Even the wide interval between birds and reptiles has been shown by the naturalist just quoted to be partially bridged over in the most unexpected manner, on the one hand, by the ostrich and extinct Archeopteryx, and on the other hand, by the Compsognathus, one of the dinosaurians—that group which includes the most gigantic of all terrestrial reptiles. Turning to the Invertebrata, Barrande asserts, and a higher authority could not be named, that he is every day taught that, although palæozoic animals can certainly be classed under existing groups, yet that at this ancient period the groups were not so distinctly separated from each other as they now are.

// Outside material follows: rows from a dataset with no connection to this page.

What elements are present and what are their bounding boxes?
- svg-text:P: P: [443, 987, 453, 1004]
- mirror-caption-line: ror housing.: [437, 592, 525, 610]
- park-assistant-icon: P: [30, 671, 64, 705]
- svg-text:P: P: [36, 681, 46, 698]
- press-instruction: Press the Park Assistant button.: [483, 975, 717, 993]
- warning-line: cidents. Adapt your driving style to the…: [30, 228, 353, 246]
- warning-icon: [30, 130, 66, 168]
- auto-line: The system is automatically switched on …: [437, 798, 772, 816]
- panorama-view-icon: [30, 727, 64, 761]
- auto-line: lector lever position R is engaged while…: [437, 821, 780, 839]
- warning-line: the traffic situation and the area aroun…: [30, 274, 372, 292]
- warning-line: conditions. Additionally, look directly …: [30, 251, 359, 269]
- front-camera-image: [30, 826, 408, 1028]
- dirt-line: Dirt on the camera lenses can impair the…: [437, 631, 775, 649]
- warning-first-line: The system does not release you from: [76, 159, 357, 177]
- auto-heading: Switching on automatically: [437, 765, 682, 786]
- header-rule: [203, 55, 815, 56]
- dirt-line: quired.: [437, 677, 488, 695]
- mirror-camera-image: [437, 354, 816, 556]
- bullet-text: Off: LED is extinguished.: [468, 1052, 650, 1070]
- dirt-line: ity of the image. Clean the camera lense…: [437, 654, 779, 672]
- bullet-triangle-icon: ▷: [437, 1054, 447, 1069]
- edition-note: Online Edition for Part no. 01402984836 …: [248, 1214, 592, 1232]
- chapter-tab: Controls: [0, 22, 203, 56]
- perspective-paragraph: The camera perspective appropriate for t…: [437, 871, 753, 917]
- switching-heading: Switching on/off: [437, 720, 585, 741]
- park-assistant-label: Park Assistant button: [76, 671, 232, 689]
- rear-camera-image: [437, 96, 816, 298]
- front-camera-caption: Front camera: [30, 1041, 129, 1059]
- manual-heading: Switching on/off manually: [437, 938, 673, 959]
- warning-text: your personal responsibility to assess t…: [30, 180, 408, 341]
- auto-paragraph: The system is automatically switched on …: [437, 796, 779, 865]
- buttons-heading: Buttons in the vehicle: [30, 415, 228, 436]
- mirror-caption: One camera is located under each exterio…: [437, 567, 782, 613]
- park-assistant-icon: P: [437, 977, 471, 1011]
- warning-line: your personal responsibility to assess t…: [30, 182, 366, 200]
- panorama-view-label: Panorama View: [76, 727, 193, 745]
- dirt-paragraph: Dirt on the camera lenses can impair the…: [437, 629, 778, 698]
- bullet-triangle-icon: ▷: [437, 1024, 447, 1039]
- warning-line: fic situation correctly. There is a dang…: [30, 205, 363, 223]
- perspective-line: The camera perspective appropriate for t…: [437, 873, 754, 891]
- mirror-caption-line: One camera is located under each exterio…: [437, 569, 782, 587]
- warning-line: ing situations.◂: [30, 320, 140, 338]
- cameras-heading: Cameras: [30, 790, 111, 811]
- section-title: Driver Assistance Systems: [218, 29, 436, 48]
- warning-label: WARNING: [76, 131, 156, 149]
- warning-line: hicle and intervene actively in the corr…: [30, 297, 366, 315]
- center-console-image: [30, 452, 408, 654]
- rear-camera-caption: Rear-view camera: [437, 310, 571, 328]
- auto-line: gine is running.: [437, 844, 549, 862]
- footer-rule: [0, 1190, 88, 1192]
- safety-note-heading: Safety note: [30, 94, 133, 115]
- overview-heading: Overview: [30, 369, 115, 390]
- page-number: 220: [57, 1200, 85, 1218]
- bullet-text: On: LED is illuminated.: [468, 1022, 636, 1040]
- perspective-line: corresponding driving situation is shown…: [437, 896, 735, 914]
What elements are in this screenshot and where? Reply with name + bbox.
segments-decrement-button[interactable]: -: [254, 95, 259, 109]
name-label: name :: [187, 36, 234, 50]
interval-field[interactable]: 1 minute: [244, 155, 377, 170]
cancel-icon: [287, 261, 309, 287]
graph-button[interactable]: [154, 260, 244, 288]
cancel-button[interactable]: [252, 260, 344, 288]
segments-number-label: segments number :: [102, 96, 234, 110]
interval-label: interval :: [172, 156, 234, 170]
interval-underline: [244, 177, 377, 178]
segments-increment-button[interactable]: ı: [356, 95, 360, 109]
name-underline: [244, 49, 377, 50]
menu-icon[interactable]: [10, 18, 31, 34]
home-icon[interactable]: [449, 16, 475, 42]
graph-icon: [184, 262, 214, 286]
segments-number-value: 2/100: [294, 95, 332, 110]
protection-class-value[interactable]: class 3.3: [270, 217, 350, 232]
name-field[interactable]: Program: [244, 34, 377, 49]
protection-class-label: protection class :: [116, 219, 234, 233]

Some writers have objected to any extinct species, or group of species, being considered as intermediate between any two living species or groups of species. If by this term it is meant that an extinct form is directly intermediate in all its characters between two living forms or groups, the objection is probably valid. But in a natural classification many fossil species certainly stand between living species, and some extinct genera between living genera, even between genera belonging to distinct families. The most common case, especially with respect to very distinct groups, such as fish and reptiles, seems to be that, supposing them to be distinguished at the present day by a score of characters, the ancient members are separated by a somewhat lesser number of characters; so that the two groups formerly made a somewhat nearer approach to each other than they now do.